What is SIMD?

SIMD = Single Instruction, Multiple Data.
It lets a CPU core apply one operation (like add, compare, multiply) to many values at once packed into a wide “vector” register.

Think: instead of doing
c[i] = a[i] + b[i] one element at a time,
SIMD does 8 or 16 of them in one go.

How it works (mental model)

  • The CPU has vector registers (128/256/512-bit).

  • Each register is split into lanes (e.g., eight 32-bit floats).

  • One instruction (e.g., ADD) runs over all lanes simultaneously.

| a0 a1 a2 a3 a4 a5 a6 a7 |
+ | b0 b1 b2 b3 b4 b5 b6 b7 |
= | c0 c1 c2 c3 c4 c5 c6 c7 |   (one SIMD add)

Why it’s fast

  • Fewer instructions and loops.

  • Better use of CPU pipelines and caches.

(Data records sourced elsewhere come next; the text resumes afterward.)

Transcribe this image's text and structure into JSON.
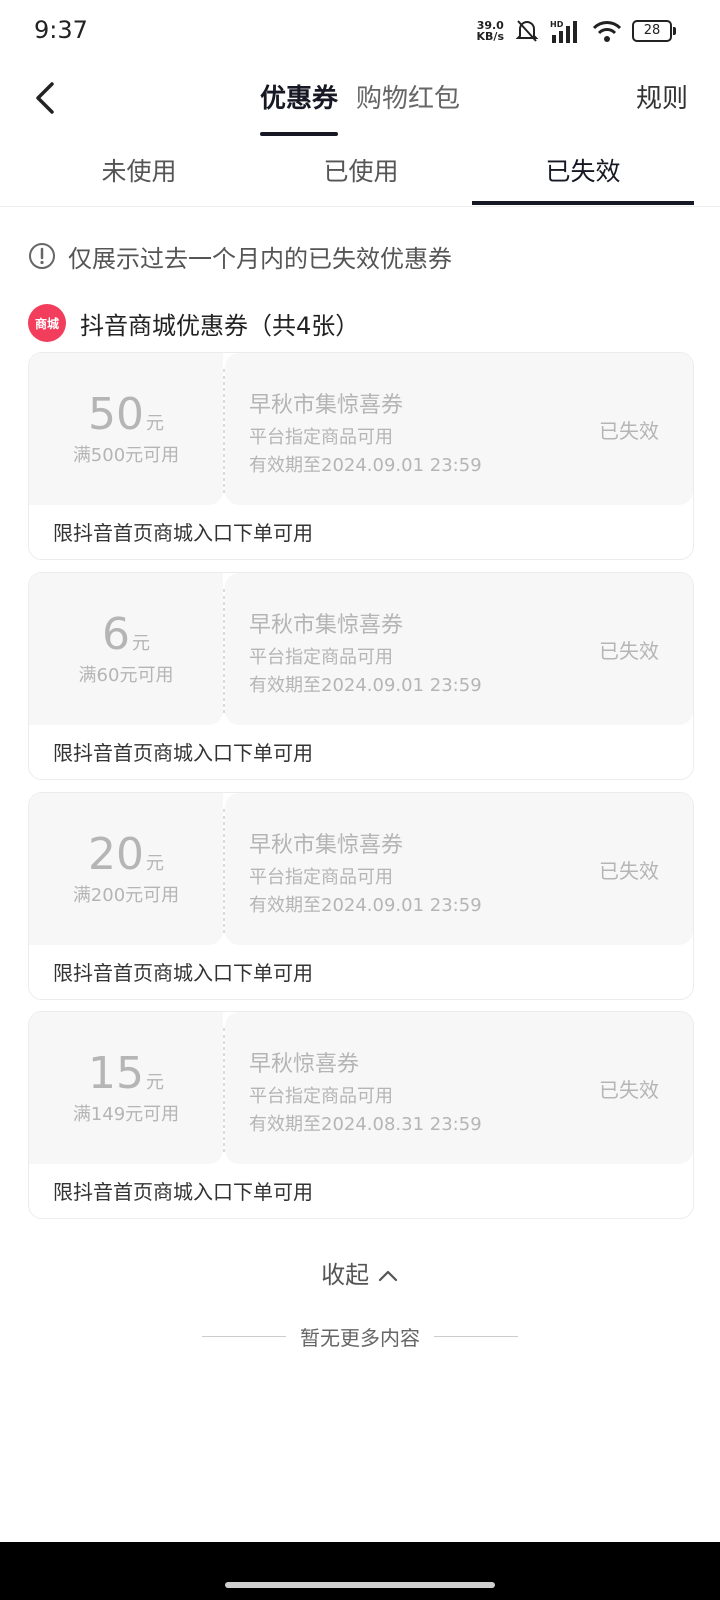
{
  "status_bar": {
    "time": "9:37",
    "net_speed_value": "39.0",
    "net_speed_unit": "KB/s",
    "battery": "28",
    "hd_label": "HD"
  },
  "header": {
    "tabs": [
      {
        "label": "优惠券",
        "active": true
      },
      {
        "label": "购物红包",
        "active": false
      }
    ],
    "rules": "规则"
  },
  "sub_tabs": [
    {
      "label": "未使用",
      "active": false
    },
    {
      "label": "已使用",
      "active": false
    },
    {
      "label": "已失效",
      "active": true
    }
  ],
  "notice": "仅展示过去一个月内的已失效优惠券",
  "section": {
    "logo_text": "商城",
    "title": "抖音商城优惠券（共4张）"
  },
  "coupons": [
    {
      "amount": "50",
      "unit": "元",
      "threshold": "满500元可用",
      "title": "早秋市集惊喜券",
      "scope": "平台指定商品可用",
      "validity": "有效期至2024.09.01 23:59",
      "status": "已失效",
      "note": "限抖音首页商城入口下单可用"
    },
    {
      "amount": "6",
      "unit": "元",
      "threshold": "满60元可用",
      "title": "早秋市集惊喜券",
      "scope": "平台指定商品可用",
      "validity": "有效期至2024.09.01 23:59",
      "status": "已失效",
      "note": "限抖音首页商城入口下单可用"
    },
    {
      "amount": "20",
      "unit": "元",
      "threshold": "满200元可用",
      "title": "早秋市集惊喜券",
      "scope": "平台指定商品可用",
      "validity": "有效期至2024.09.01 23:59",
      "status": "已失效",
      "note": "限抖音首页商城入口下单可用"
    },
    {
      "amount": "15",
      "unit": "元",
      "threshold": "满149元可用",
      "title": "早秋惊喜券",
      "scope": "平台指定商品可用",
      "validity": "有效期至2024.08.31 23:59",
      "status": "已失效",
      "note": "限抖音首页商城入口下单可用"
    }
  ],
  "collapse": "收起",
  "no_more": "暂无更多内容",
  "colors": {
    "accent": "#161823",
    "logo": "#f23d5c",
    "expired_text": "#b5b5b5",
    "card_bg": "#f7f7f7"
  }
}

  • Great for vectorized code: scans, filters, math, encoding/decoding.

Where you see it

  • Analytics engines (columnar DBs): filter price < 100 on 1024 values per batch with a few SIMD compares + a mask.

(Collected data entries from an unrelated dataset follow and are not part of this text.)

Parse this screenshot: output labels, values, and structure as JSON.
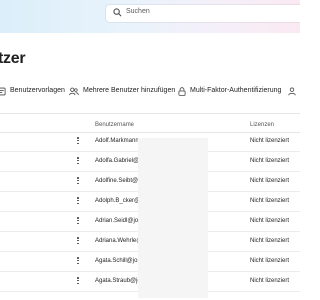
{
  "search": {
    "placeholder": "Suchen"
  },
  "page": {
    "title": "tzer"
  },
  "toolbar": {
    "items": [
      {
        "label": "Benutzervorlagen",
        "icon": "user-template-icon"
      },
      {
        "label": "Mehrere Benutzer hinzufügen",
        "icon": "add-users-icon"
      },
      {
        "label": "Multi-Faktor-Authentifizierung",
        "icon": "lock-icon"
      }
    ]
  },
  "table": {
    "columns": [
      "Benutzername",
      "Lizenzen"
    ],
    "rows": [
      {
        "username": "Adolf.Markmann",
        "license": "Nicht lizenziert"
      },
      {
        "username": "Adolfa.Gabriel@",
        "license": "Nicht lizenziert"
      },
      {
        "username": "Adolfine.Seibt@",
        "license": "Nicht lizenziert"
      },
      {
        "username": "Adolph.B_cker@",
        "license": "Nicht lizenziert"
      },
      {
        "username": "Adrian.Seidl@jo",
        "license": "Nicht lizenziert"
      },
      {
        "username": "Adriana.Wehrle@",
        "license": "Nicht lizenziert"
      },
      {
        "username": "Agata.Schill@jo",
        "license": "Nicht lizenziert"
      },
      {
        "username": "Agata.Straub@jo",
        "license": "Nicht lizenziert"
      }
    ]
  },
  "colors": {
    "background": "#ffffff",
    "text": "#242424",
    "icon": "#444444"
  }
}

  • Media/ML: image ops, DSP, linear algebra.

  • Cryptography, compression.

Names you might recognize

  • x86: SSE, AVX2, AVX-512

  • ARM: NEON, SVE

SIMD vs threads

  • SIMD: parallelism within one core across data lanes.

  • Multithreading: parallelism across cores (each core may also use SIMD).

Gotchas

  • Works best when data is contiguous and aligned.

  • Branchy code can hurt; use masks and branchless logic.

  • Speedup bounded by memory bandwidth if data can’t be fed fast enough.